In seinem Bericht zeigt der Stadtrat auf, welche finanziellen Auswirkungen dieses Modell im Jahr 2018 gehabt hätte. 234'000 Franken Mehrkosten (Löhne und Sozialleistungen) wären im Jahr 2018 den Einnahmen aus nebenberuflichen Tätigkeiten von rund 51'000 Franken gegenübergestanden. Effektiv wären für die Variante mit fünf Vollämtern also Ausgaben in der Höhe von 183'000 Franken angefallen.

Der Stadtrat ist überzeugt, dass er mit diesem Vorschlag auch dem Willen des Parlamentes gerecht wird. Er halte damit die Gehaltslimite der SVP-Gemeindeinitiative («160'000 Franken für ein 80% Pensum sind genug») ein, und er habe die Entschädigungsfrage ganzheitlich überprüft und beurteilt, wie das die SVP-Motion von Räto Camenisch forderte.

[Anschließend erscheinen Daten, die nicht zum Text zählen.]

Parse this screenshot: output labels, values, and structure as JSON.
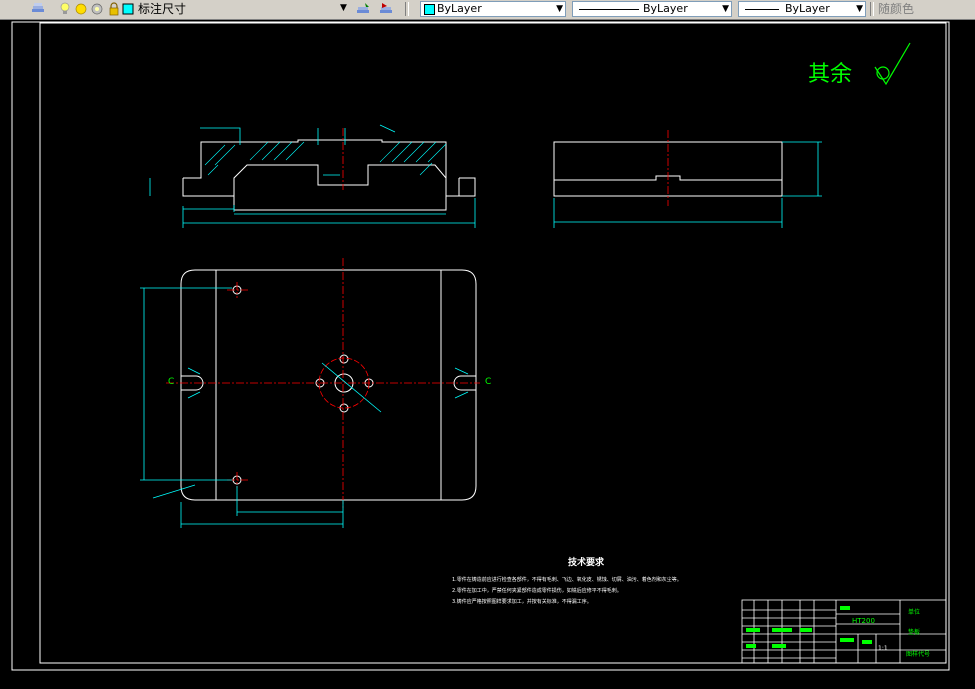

Der Einwohnerrat hat nun die Vorschläge des Stadtrates zu diskutieren. Wird das Besoldungsreglement in Kraft gesetzt, sollen die Pensen für die neue Legislatur ab 1. September 2020 aufgestockt und die entsprechenden Finanzen im Budget 2020 bereitgestellt werden.

Die Regelung schafft auch klare Rahmenbedingungen für die im Frühling 2020 anstehenden Gesamterneuerungswahlen. Wird das Reglement in Kraft gesetzt, sind die Rahmenbedingungen für die im Herbst 2020 beginnende Legislaturperiode 2020/24 geklärt.